BIR, G.R. No. 172087, March 15, 2011).

Exceptions:
 If the grantee of the exemption is a political subdivision or instrumentality, the
rigid rule of construction does not apply because the practical effect of the
exemption is merely to reduce the amount of money that has to be handled by the
government in the course of its operations (MCIAA v. Marcos, G.R. No. 120082,
September 11, 1996).
 The exemption granted in favor of NAPOCOR must be liberally construed. It is a
recognized principle that the rule on strict interpretation does not apply in the case
of exemptions in favor of a government political subdivision or instrumentality. In
the case of property owned by the state or a city or other public corporations, the
express exemption should not be construed with the same degree of strictness that
applies to exemptions contrary to the policy of the state, since as to such property
"exemption is the rule and taxation the exception” (Maceda v. Macaraig, G.R. No.
88291, May 31, 1991).

 Erroneous payment of the tax, or absence of law for the government’s exaction
(CIR v. Fortune Tobacco Corporation, G.R. Nos. 167274-75, July 21, 2008).

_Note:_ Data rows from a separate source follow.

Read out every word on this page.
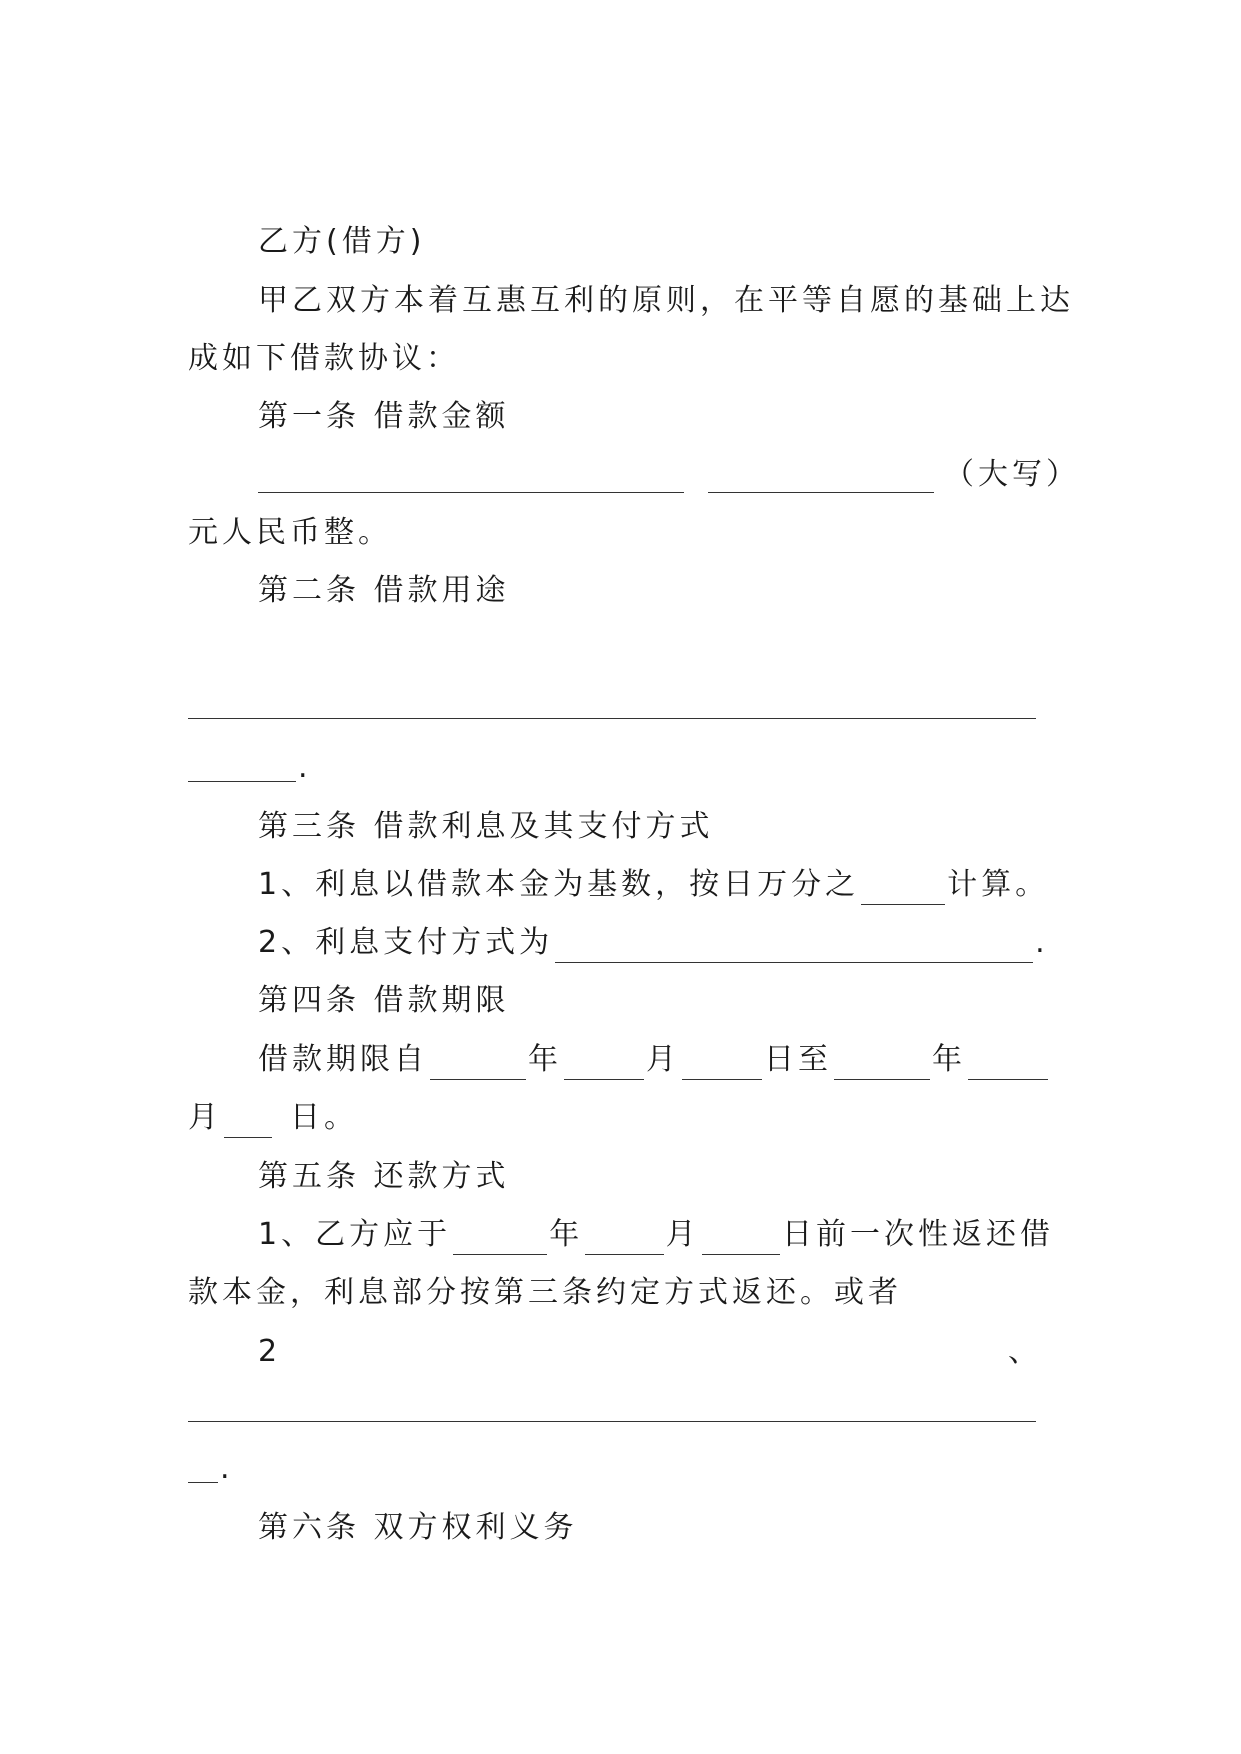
乙方(借方)
甲乙双方本着互惠互利的原则，在平等自愿的基础上达
成如下借款协议：
第一条 借款金额
（大写）
元人民币整。
第二条 借款用途
.
第三条 借款利息及其支付方式
1、利息以借款本金为基数，按日万分之	计算。
2、利息支付方式为	.
第四条 借款期限
借款期限自	年	月	日至	年
月 日。
第五条 还款方式
1、乙方应于	年	月	日前一次性返还借
款本金，利息部分按第三条约定方式返还。或者
2	、
.
第六条 双方权利义务
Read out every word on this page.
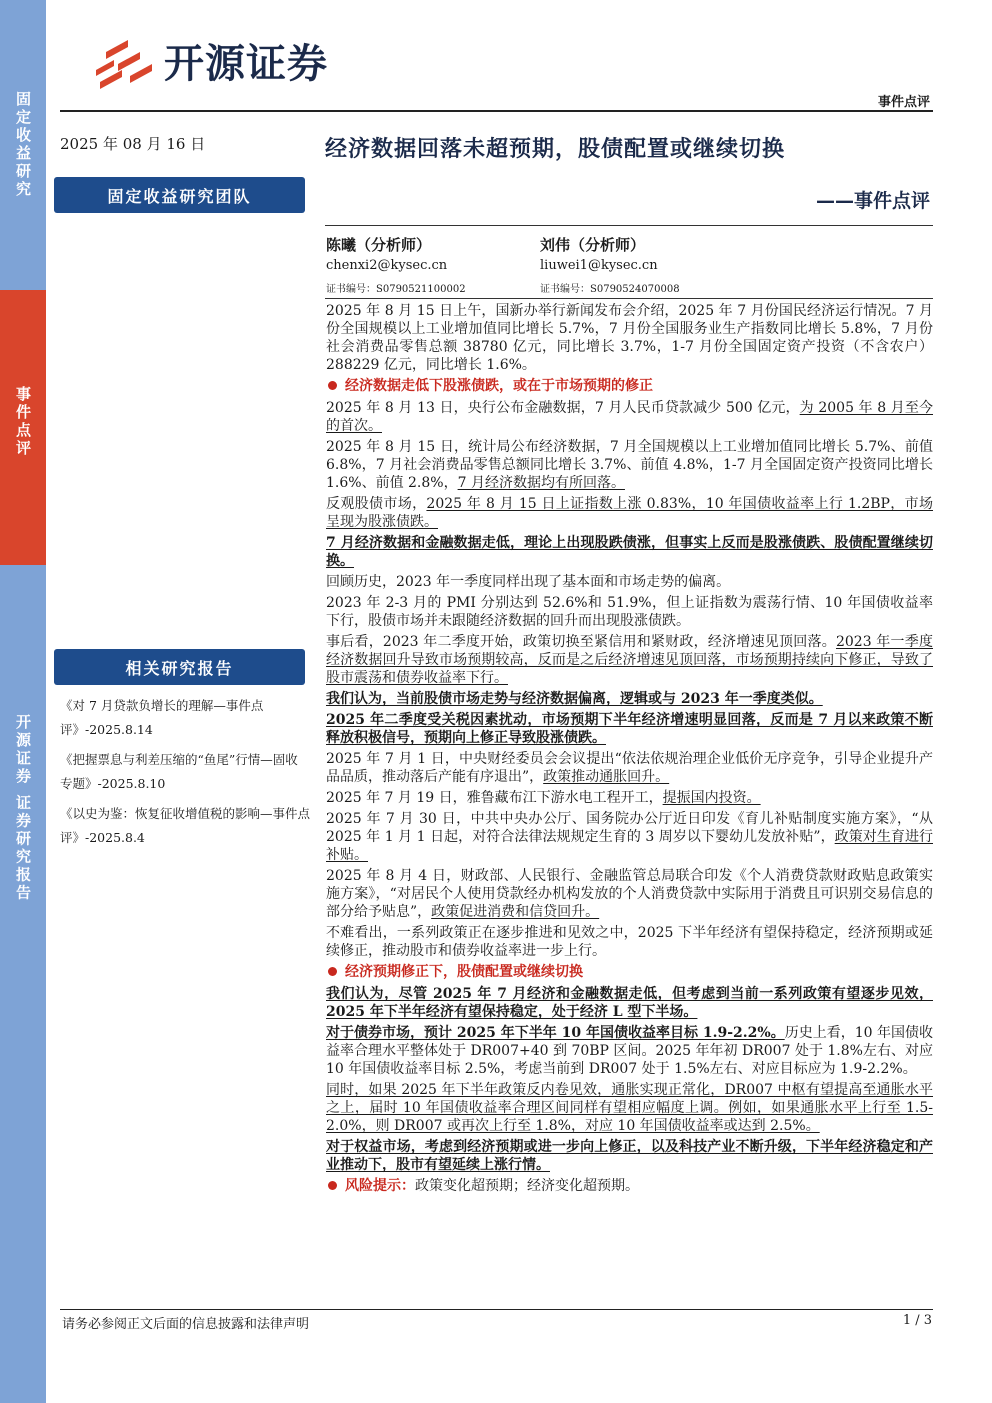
固定收益研究
事件点评
开源证券 证券研究报告
开源证券
事件点评
2025 年 08 月 16 日
固定收益研究团队
经济数据回落未超预期，股债配置或继续切换
——事件点评
陈曦（分析师）
chenxi2@kysec.cn
证书编号：S0790521100002
刘伟（分析师）
liuwei1@kysec.cn
证书编号：S0790524070008
相关研究报告
《对 7 月贷款负增长的理解—事件点评》-2025.8.14
《把握票息与利差压缩的“鱼尾”行情—固收专题》-2025.8.10
《以史为鉴：恢复征收增值税的影响—事件点评》-2025.8.4

2025 年 8 月 15 日上午，国新办举行新闻发布会介绍，2025 年 7 月份国民经济运行情况。7 月份全国规模以上工业增加值同比增长 5.7%，7 月份全国服务业生产指数同比增长 5.8%，7 月份社会消费品零售总额 38780 亿元，同比增长 3.7%，1-7 月份全国固定资产投资（不含农户）288229 亿元，同比增长 1.6%。

经济数据走低下股涨债跌，或在于市场预期的修正

2025 年 8 月 13 日，央行公布金融数据，7 月人民币贷款减少 500 亿元，为 2005 年 8 月至今的首次。

2025 年 8 月 15 日，统计局公布经济数据，7 月全国规模以上工业增加值同比增长 5.7%、前值 6.8%，7 月社会消费品零售总额同比增长 3.7%、前值 4.8%，1-7 月全国固定资产投资同比增长 1.6%、前值 2.8%，7 月经济数据均有所回落。

反观股债市场，2025 年 8 月 15 日上证指数上涨 0.83%，10 年国债收益率上行 1.2BP，市场呈现为股涨债跌。

7 月经济数据和金融数据走低，理论上出现股跌债涨，但事实上反而是股涨债跌、股债配置继续切换。

回顾历史，2023 年一季度同样出现了基本面和市场走势的偏离。

2023 年 2-3 月的 PMI 分别达到 52.6%和 51.9%，但上证指数为震荡行情、10 年国债收益率下行，股债市场并未跟随经济数据的回升而出现股涨债跌。

事后看，2023 年二季度开始，政策切换至紧信用和紧财政，经济增速见顶回落。2023 年一季度经济数据回升导致市场预期较高，反而是之后经济增速见顶回落，市场预期持续向下修正，导致了股市震荡和债券收益率下行。

我们认为，当前股债市场走势与经济数据偏离，逻辑或与 2023 年一季度类似。

2025 年二季度受关税因素扰动，市场预期下半年经济增速明显回落，反而是 7 月以来政策不断释放积极信号，预期向上修正导致股涨债跌。

2025 年 7 月 1 日，中央财经委员会会议提出“依法依规治理企业低价无序竞争，引导企业提升产品品质，推动落后产能有序退出”，政策推动通胀回升。

2025 年 7 月 19 日，雅鲁藏布江下游水电工程开工，提振国内投资。

2025 年 7 月 30 日，中共中央办公厅、国务院办公厅近日印发《育儿补贴制度实施方案》，“从 2025 年 1 月 1 日起，对符合法律法规规定生育的 3 周岁以下婴幼儿发放补贴”，政策对生育进行补贴。

2025 年 8 月 4 日，财政部、人民银行、金融监管总局联合印发《个人消费贷款财政贴息政策实施方案》，“对居民个人使用贷款经办机构发放的个人消费贷款中实际用于消费且可识别交易信息的部分给予贴息”，政策促进消费和信贷回升。

不难看出，一系列政策正在逐步推进和见效之中，2025 下半年经济有望保持稳定，经济预期或延续修正，推动股市和债券收益率进一步上行。

经济预期修正下，股债配置或继续切换

我们认为，尽管 2025 年 7 月经济和金融数据走低，但考虑到当前一系列政策有望逐步见效，2025 年下半年经济有望保持稳定，处于经济 L 型下半场。

对于债券市场，预计 2025 年下半年 10 年国债收益率目标 1.9-2.2%。历史上看，10 年国债收益率合理水平整体处于 DR007+40 到 70BP 区间。2025 年年初 DR007 处于 1.8%左右、对应 10 年国债收益率目标 2.5%，考虑当前到 DR007 处于 1.5%左右、对应目标应为 1.9-2.2%。

同时，如果 2025 年下半年政策反内卷见效，通胀实现正常化，DR007 中枢有望提高至通胀水平之上，届时 10 年国债收益率合理区间同样有望相应幅度上调。例如，如果通胀水平上行至 1.5-2.0%，则 DR007 或再次上行至 1.8%，对应 10 年国债收益率或达到 2.5%。

对于权益市场，考虑到经济预期或进一步向上修正，以及科技产业不断升级，下半年经济稳定和产业推动下，股市有望延续上涨行情。

风险提示：政策变化超预期；经济变化超预期。
请务必参阅正文后面的信息披露和法律声明	1 / 3
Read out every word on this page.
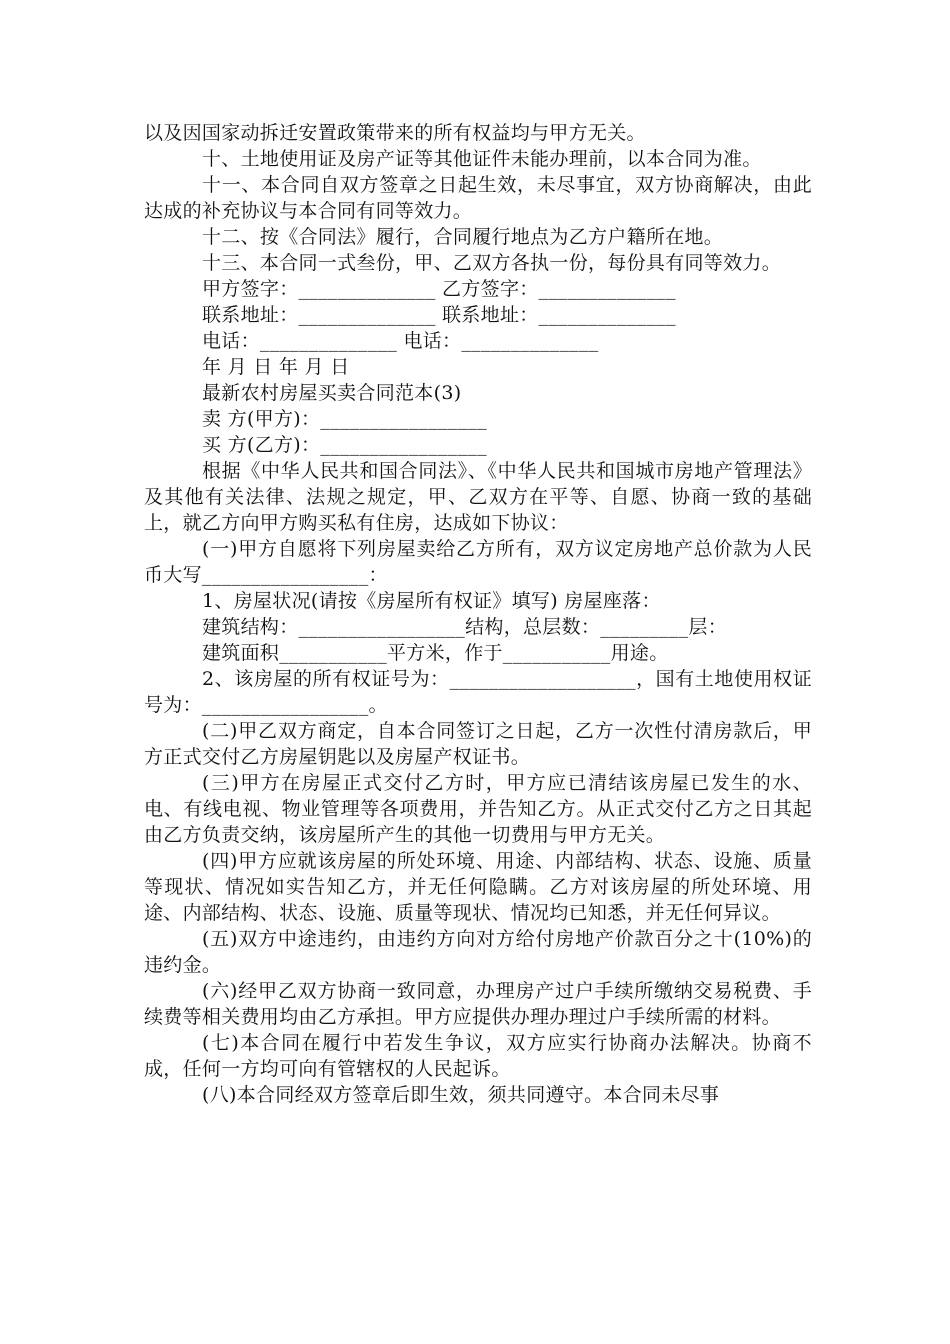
以及因国家动拆迁安置政策带来的所有权益均与甲方无关。

十、土地使用证及房产证等其他证件未能办理前，以本合同为准。

十一、本合同自双方签章之日起生效，未尽事宜，双方协商解决，由此达成的补充协议与本合同有同等效力。

十二、按《合同法》履行，合同履行地点为乙方户籍所在地。

十三、本合同一式叁份，甲、乙双方各执一份，每份具有同等效力。

甲方签字：______________ 乙方签字：______________

联系地址：______________ 联系地址：______________

电话：______________ 电话：______________

年 月 日 年 月 日

最新农村房屋买卖合同范本(3)

卖 方(甲方)：_________________

买 方(乙方)：_________________

根据《中华人民共和国合同法》、《中华人民共和国城市房地产管理法》及其他有关法律、法规之规定，甲、乙双方在平等、自愿、协商一致的基础上，就乙方向甲方购买私有住房，达成如下协议：

(一)甲方自愿将下列房屋卖给乙方所有，双方议定房地产总价款为人民币大写_________________：

1、房屋状况(请按《房屋所有权证》填写) 房屋座落：

建筑结构：_________________结构，总层数：_________层：

建筑面积___________平方米，作于___________用途。

2、该房屋的所有权证号为：___________________，国有土地使用权证号为：_________________。

(二)甲乙双方商定，自本合同签订之日起，乙方一次性付清房款后，甲方正式交付乙方房屋钥匙以及房屋产权证书。

(三)甲方在房屋正式交付乙方时，甲方应已清结该房屋已发生的水、电、有线电视、物业管理等各项费用，并告知乙方。从正式交付乙方之日其起由乙方负责交纳，该房屋所产生的其他一切费用与甲方无关。

(四)甲方应就该房屋的所处环境、用途、内部结构、状态、设施、质量等现状、情况如实告知乙方，并无任何隐瞒。乙方对该房屋的所处环境、用途、内部结构、状态、设施、质量等现状、情况均已知悉，并无任何异议。

(五)双方中途违约，由违约方向对方给付房地产价款百分之十(10%)的违约金。

(六)经甲乙双方协商一致同意，办理房产过户手续所缴纳交易税费、手续费等相关费用均由乙方承担。甲方应提供办理办理过户手续所需的材料。

(七)本合同在履行中若发生争议，双方应实行协商办法解决。协商不成，任何一方均可向有管辖权的人民起诉。

(八)本合同经双方签章后即生效，须共同遵守。本合同未尽事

4. Penal Provisions of Tax Laws


Penal provisions of tax laws must be strictly construed. It is not legitimate to stretch the
language of a rule, however beneficent its intention, beyond the fair and ordinary meaning
of its language.

A penal statute should be construed strictly against the State and in favor of the accused.
The reason for this principle is the tenderness of the law for the rights of individuals and
the object is to establish a certain rule by conformity to which mankind would be safe, and
the discretion of the court limited. [People v. Purisima, G.R. No. L-42050-66 (1978)].

5. Non-retroactive Application to Taxpayer


Tax laws, including rules and regulations operate prospectively unless otherwise
legislatively intended by express terms or by necessary implication (Gulf Air Company,
Philippine Branch v. CIR, G.R. No. 182045, September 19, 2012).